– Но… но он ведь не посмеет подать на меня в суд. В Миксо-Лидии…
– А, здравствуйте, Ник! – воскликнула Диди с сияющей улыбкой. – Зачем вы прячетесь за занавеской?
Глаза всех обратились к оконным занавескам, за которыми в этот миг с проворством вспугнутого бурундука исчезло белое как мел, искажённое ужасом лицо Никласа Мартина. Эрика торопливо сказала:
– Но это вовсе не Ник. Совсем даже не похож.

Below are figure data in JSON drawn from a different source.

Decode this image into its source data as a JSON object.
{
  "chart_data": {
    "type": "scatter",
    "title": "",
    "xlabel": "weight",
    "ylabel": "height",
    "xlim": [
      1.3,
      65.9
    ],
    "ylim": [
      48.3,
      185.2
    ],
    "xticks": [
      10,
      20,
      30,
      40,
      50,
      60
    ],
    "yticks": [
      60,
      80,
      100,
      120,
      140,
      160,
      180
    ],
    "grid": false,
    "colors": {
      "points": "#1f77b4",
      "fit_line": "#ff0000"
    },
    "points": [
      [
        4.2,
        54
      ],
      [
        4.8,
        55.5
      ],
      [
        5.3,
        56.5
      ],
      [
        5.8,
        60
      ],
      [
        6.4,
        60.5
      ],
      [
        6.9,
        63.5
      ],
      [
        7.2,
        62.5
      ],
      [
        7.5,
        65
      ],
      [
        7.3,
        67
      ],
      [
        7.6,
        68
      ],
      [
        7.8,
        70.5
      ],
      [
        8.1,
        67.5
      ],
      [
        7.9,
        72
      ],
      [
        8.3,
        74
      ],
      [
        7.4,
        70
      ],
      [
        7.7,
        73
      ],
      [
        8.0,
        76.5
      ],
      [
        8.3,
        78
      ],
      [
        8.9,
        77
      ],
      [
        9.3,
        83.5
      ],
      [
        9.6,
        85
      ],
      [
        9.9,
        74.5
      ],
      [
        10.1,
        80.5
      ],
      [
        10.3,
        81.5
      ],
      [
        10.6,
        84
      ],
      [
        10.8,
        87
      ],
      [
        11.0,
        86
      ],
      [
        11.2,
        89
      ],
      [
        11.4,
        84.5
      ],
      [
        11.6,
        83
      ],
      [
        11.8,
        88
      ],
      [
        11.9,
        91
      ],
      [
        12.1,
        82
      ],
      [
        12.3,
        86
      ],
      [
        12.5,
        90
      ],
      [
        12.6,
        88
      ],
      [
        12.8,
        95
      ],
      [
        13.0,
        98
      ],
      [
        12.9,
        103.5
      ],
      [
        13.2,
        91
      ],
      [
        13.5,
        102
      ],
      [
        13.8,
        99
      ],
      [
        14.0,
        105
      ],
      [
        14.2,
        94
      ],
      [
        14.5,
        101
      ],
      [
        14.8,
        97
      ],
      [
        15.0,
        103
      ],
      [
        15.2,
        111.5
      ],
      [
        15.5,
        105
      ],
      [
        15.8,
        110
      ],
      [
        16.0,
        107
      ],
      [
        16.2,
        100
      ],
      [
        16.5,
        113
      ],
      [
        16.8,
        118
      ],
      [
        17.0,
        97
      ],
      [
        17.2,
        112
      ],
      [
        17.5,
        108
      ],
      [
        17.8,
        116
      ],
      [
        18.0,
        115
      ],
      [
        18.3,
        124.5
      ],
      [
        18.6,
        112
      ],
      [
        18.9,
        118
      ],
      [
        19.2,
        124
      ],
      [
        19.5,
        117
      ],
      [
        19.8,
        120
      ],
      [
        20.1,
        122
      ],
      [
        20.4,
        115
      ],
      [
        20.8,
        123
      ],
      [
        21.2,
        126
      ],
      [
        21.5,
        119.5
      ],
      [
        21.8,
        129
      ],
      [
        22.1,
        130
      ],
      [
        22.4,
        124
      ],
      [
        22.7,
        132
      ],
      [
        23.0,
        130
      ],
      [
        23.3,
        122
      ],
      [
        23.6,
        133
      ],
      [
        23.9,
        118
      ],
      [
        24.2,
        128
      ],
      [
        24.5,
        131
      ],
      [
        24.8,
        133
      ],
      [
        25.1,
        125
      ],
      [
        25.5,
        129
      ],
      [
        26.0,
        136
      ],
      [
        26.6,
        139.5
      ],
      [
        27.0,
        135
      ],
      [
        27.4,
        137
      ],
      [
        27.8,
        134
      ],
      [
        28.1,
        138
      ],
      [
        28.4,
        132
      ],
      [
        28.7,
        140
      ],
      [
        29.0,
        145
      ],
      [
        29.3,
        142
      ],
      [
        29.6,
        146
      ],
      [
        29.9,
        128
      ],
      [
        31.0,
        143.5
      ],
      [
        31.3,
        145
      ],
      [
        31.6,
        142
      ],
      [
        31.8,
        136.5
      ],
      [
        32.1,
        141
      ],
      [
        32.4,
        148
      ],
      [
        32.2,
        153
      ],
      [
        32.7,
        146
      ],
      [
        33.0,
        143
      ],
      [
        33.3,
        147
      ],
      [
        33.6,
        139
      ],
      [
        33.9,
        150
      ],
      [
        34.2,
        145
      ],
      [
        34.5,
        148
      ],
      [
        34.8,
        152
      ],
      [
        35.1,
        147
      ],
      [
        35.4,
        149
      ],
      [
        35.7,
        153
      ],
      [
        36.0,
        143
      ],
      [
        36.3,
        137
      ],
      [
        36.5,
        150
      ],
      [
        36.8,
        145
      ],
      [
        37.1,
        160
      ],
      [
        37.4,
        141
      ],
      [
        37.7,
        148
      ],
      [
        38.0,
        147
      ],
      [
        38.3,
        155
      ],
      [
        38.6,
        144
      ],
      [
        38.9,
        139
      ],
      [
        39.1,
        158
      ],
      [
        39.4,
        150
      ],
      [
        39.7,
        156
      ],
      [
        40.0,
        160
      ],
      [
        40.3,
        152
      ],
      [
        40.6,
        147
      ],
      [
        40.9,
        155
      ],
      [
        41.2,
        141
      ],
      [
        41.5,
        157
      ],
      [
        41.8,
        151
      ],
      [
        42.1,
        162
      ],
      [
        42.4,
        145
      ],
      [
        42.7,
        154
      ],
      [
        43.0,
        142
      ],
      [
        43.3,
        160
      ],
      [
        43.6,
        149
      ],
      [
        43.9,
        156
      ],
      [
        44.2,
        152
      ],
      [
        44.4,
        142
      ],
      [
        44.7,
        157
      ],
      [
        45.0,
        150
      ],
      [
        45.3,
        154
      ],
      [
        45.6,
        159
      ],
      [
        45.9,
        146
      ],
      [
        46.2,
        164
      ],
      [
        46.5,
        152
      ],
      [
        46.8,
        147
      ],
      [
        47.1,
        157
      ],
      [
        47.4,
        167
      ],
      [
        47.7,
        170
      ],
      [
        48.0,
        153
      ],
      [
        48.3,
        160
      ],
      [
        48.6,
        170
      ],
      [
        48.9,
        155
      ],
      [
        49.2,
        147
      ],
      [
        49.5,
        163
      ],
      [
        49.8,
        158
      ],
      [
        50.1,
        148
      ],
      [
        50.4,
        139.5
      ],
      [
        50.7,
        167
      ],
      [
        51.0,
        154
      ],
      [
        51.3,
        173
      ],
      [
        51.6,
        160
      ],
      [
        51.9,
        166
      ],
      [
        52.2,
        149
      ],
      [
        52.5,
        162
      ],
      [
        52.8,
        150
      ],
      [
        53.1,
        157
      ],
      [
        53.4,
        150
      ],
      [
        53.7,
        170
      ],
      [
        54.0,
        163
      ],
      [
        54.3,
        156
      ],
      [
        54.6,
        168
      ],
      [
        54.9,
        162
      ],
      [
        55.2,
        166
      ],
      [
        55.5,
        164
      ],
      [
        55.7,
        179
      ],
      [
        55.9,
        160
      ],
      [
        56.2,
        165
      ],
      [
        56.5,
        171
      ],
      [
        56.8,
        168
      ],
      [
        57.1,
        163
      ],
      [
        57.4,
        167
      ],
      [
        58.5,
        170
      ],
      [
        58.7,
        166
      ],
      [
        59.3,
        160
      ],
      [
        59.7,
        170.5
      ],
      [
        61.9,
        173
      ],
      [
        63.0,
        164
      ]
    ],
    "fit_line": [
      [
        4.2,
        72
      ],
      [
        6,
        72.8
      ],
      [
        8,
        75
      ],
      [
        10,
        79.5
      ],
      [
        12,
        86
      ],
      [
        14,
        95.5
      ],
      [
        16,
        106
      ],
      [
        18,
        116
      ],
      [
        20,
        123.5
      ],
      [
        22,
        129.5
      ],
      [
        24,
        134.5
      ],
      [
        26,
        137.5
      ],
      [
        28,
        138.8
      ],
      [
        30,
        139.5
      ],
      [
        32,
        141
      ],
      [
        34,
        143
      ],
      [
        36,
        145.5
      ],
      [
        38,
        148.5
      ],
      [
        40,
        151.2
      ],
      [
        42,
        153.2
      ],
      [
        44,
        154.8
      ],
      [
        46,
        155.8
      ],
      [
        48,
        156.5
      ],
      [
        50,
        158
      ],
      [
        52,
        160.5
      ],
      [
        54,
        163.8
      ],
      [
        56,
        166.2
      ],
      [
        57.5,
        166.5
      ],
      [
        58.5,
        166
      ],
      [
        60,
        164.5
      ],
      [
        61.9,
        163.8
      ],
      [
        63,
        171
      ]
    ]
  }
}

Вы ошиблись, Диди.
– Разве? – спросила Диди, уже готовая согласиться.
– Ну, конечно, – ответила Эрика и протянула руку к документу. – Дайте его мне, и я…
– Стойте! – по-бычьи взревел Сен-Сир.
Втянув голову в могучие плечи, он затопал к окну и отдёрнул занавеску.
– Ага, – зловещим голосом произнёс режиссёр. – Мартин!
– Ложь, – пробормотал Мартин, тщетно пытаясь скрыть свой рождённый стрессом ужас. – Я отрёкся.
Сен-Сир, отступив на шаг, внимательно вглядывался в Мартина. Сигара у него во рту медленно задралась кверху. Губы режиссёра растянула злобная усмешка.
Он потряс пальцем у самых трепещущих ноздрей драматурга.
– А, – сказал он, – к вечеру пошли другие песни, э? Днём ты был пьян! Теперь я всё понял. Черпаешь храбрость в бутылке, как тут выражаются?
– Чепуха, – возразил Мартин, вдохновляясь взглядом, который бросила на него Эрика. – Кто это сказал? Всё – ваши выдумки! О чём, собственно, речь?
– Что вы делали за занавеской? – спросил Уотт.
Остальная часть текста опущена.